The next time phi1 goes high, X will capture 001 and keep holding it while phi1 goes low. Then when phi2 goes high, Y will capture 010 and keep holding that while phi2 goes low. Then X will capture 011, Y will capture 011, then X will capture 100, then Y will capture 100, etc.
Note that provided phi1 and phi2 are never high simultaneously (or within a gate-propagation time of each other), each sequence of phi1 going high and then phi2 going high will increase the count by one. If phi1 and phi2 were ever high simultaneously, then the value being fed into X change as the value of X changed, and likewise for Y, and the circuit would most likely behave in unpredictable fashion. Provided that X and Y are never high simultaneously, however, the circuit will count regularly, like clockwork.
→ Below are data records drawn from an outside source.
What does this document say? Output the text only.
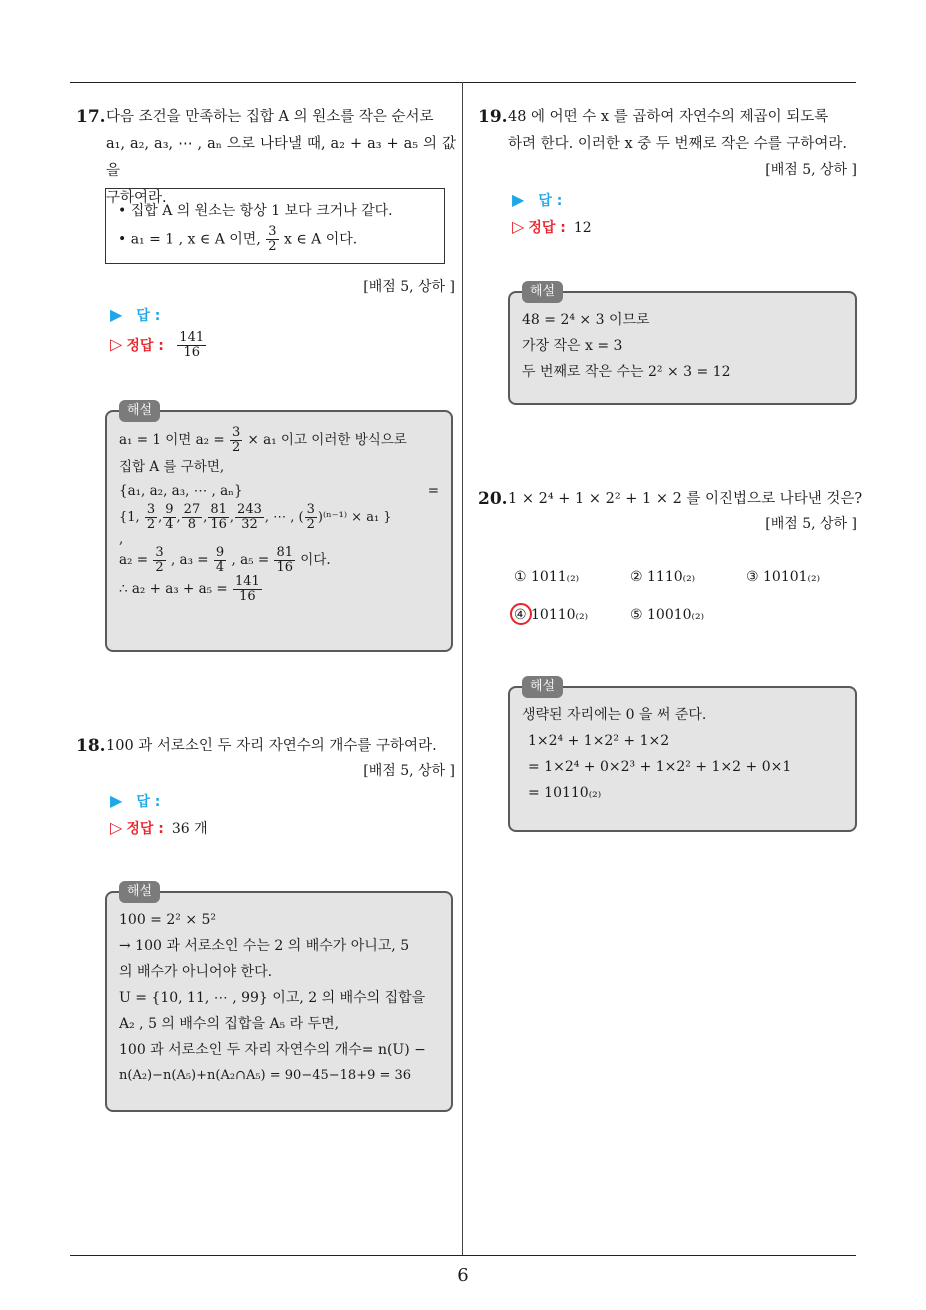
6
17. 다음 조건을 만족하는 집합 A 의 원소를 작은 순서로
a₁, a₂, a₃, ⋯ , aₙ 으로 나타낼 때, a₂ + a₃ + a₅ 의 값을
구하여라.
• 집합 A 의 원소는 항상 1 보다 크거나 같다.
• a₁ = 1 , x ∈ A 이면, $\frac{3}{2}$ x ∈ A 이다.
[배점 5, 상하 ]
▶ 답 :
▷ 정답 : $\frac{141}{16}$
해설
a₁ = 1 이면 $a_2 = \frac{3}{2} \times a_1$ 이고 이러한 방식으로
집합 A 를 구하면,
{a₁, a₂, a₃, ⋯ , aₙ}	=
{1, $\frac{3}{2}$ , $\frac{9}{4}$ , $\frac{27}{8}$ , $\frac{81}{16}$ , $\frac{243}{32}$ , ⋯ , ( $\frac{3}{2} )^{(n-1)} \times a_1$ }
,
$a_2 = \frac{3}{2}$ , $a_3 = \frac{9}{4}$ , $a_5 = \frac{81}{16}$ 이다.
∴ $a_2 + a_3 + a_5 = \frac{141}{16}$
18. 100 과 서로소인 두 자리 자연수의 개수를 구하여라.
[배점 5, 상하 ]
▶ 답 :
▷ 정답 : 36 개
해설
100 = 2² × 5²
→ 100 과 서로소인 수는 2 의 배수가 아니고, 5
의 배수가 아니어야 한다.
U = {10, 11, ⋯ , 99} 이고, 2 의 배수의 집합을
A₂ , 5 의 배수의 집합을 A₅ 라 두면,
100 과 서로소인 두 자리 자연수의 개수= n(U) −
n(A₂)−n(A₅)+n(A₂∩A₅) = 90−45−18+9 = 36
19. 48 에 어떤 수 x 를 곱하여 자연수의 제곱이 되도록
하려 한다. 이러한 x 중 두 번째로 작은 수를 구하여라.
[배점 5, 상하 ]
▶ 답 :
▷ 정답 : 12
해설
48 = 2⁴ × 3 이므로
가장 작은 x = 3
두 번째로 작은 수는 2² × 3 = 12
20. 1 × 2⁴ + 1 × 2² + 1 × 2 를 이진법으로 나타낸 것은?
[배점 5, 상하 ]
① 1011₍₂₎	② 1110₍₂₎	③ 10101₍₂₎
④ 10110₍₂₎	⑤ 10010₍₂₎
해설
생략된 자리에는 0 을 써 준다.
1×2⁴ + 1×2² + 1×2
= 1×2⁴ + 0×2³ + 1×2² + 1×2 + 0×1
= 10110₍₂₎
Indeed, clockwork might be a good analogy, since a typical clock escapement mechanism will have a sprocket and a couple of pegs which can block its rotation. During parts of each "tick", both pegs will be placed so as to block the sprocket's rotation, but during other parts, one of the pegs will be clear of the sprocket but the other will block it. The pegs block rotation at different points, so that when the first peg is lifted, the wheel can rotate to the next point that the second peg would hit it; when the first peg goes down again, it doesn't affect anything but when the second peg is lifted the wheel can turn a little bit to the point where the first peg hits it. Each up-down cycle of the pegs allows the wheel to turn exactly one click, but if both pegs were lifted simultaneously the mechanism would spin out of control.
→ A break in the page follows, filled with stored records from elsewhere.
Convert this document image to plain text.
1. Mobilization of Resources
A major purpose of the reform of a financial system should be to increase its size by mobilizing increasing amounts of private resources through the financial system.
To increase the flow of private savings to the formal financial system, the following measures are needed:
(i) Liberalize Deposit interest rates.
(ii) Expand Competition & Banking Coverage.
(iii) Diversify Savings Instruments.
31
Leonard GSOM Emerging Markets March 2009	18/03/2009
In practice, two-phase clocking isn't used in most logic designs because it requires maintaining and running two clock signals all over the place. Further, unless logic can be nicely partitioned into two halves of roughly equal complexity, or unless one could generate clock phases of unequal lengths, the length of each clock phase would be limited by whichever phase was more "complicated"; much of the time in the opposite clock phase would be "wasted". Because in many cases one of the clock phase's circuitry would do nothing but pass through the signals latched by the other, many circuits today use logic elements called "flip flops", or "flops" for short.
A flip flop effectively takes in a single clock signal and generates two clock phases internally. Phi1 is high whenever the input clock is high and phi2 is low; phi2 is high whenever the input clock is high and phi1 is low. Thus, the first stage will sample its input whenever the clock is low and has been for a little while, and the second stage will sample the output of the first stage whenever the clock is high and has been for a little while. If phi1 and phi2 are generated in one place and distributed system wide, reliable operation will require that no device see phi2 go high until every device has seen phi1 go low, and vice versa. Having every flop generate its own phi1 and phi2 means that when generating phi2 it doesn't have to worry about whether every device has seen phi1 go low, but merely whether it has done so itself. That allows the circuitry to be simplified to the point that it's often cheaper to run one clock wire to a latch and have it generate the clock phases internally, than it would be to run two separate clock wires.
If a circuit's logic would naturally lend itself to partitioning into two groups, using a split-phase clock may allow the circuit run faster than would otherwise be possible, but if it does not lend itself to such usage, split-phase clocking will be slower. Because many designs don't lend themselves to such partitioning, designs based on single-phase clocking are much more common, but split-phase clocking can still be useful in some high-performance applications where logic can be partitioned into well-balanced groups. Because it's generally easier to reason about single-phase-clocked designs, split-phase clocking is generally only used nowadays when it could offer sufficient benefit to justify the extra design effort.